If being a loyal Democrat means I need to choose between saying nothing critical of the Democratic nominee and speaking up when I see the campaign screwing up, then I guess I’m disloyal.

Here’s a suggestion for the Kerry campaign, free of charge: Spend some of the time you’re wasting worrying about giving access to someone who has worked for Tom Daschle, David Bonior, the ACLU, and half a dozen Democratic campaigns, and find someone like me (not me…like me) to speak on behalf of the campaign on religion issues. You desperately need it. And most professional Democrats can’t do it. A successful campaign recognizes its weaknesses and does something to fix them.

And what’s the gist of this?

The Kerry people are officially not taking me seriously. I granted an interview to a Washington Times reporter, hoping I could publicly nudge my campaign of choice into thinking about religion, but it seems like they’ve responded by cutting off my access to a staffer. Assclowns!

OK, that might not be ideal, but I think I convey the same point with a lot less dross.
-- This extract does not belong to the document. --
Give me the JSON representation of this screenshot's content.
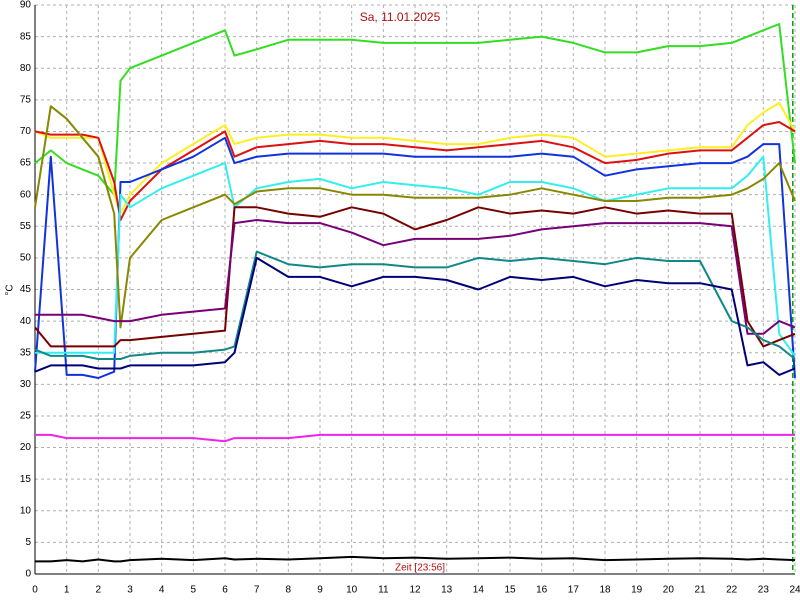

And of course, “The Flytrap” is the worst blog ever. Check out Tom Schaller’s response to Hitchen’s Farenheit review.

Dear Mr. Hitchens:

Thankfully, I read your advice to young contrarians as carefully as I did. For now I feel compelled to employ the very lessons you taught me in exposing your own “moral frivolity” and artful dissembling in reviewing for Slate Michael Moore’s Fahrenheit 9/11.

To begin, let me state up front that I have my own issues with Mr. Moore’s previous work. I think Moore commits a sin common to directors including Woody Allen and Spike Lee, namely, that he puts himself too squarely (or perhaps in Moore’s case, roundly) into his films – literally, by appearing onscreen, and figuratively with a heavy-handed touch that provides a constant reminder of who is behind (if not, alas, also in front of) the cameras. At the risk of sounding inversely paternalistic, I find the best portions of Moore’s films tend to be those where he’s heard and not seen – or better yet, neither seen nor heard.

But you, Sir Chris, take Moore to task less for his artistic devices than his presentation of the facts.

Is that entire intro not totally superfluous? It would work, maybe, if Schaller tapped into some heretofore-unseen gonzo style, but he’s incredibly vanilla and whiny. I’m never 100% happy with the first drafts of columns we get at USA Today, but they always end up less bloated than this.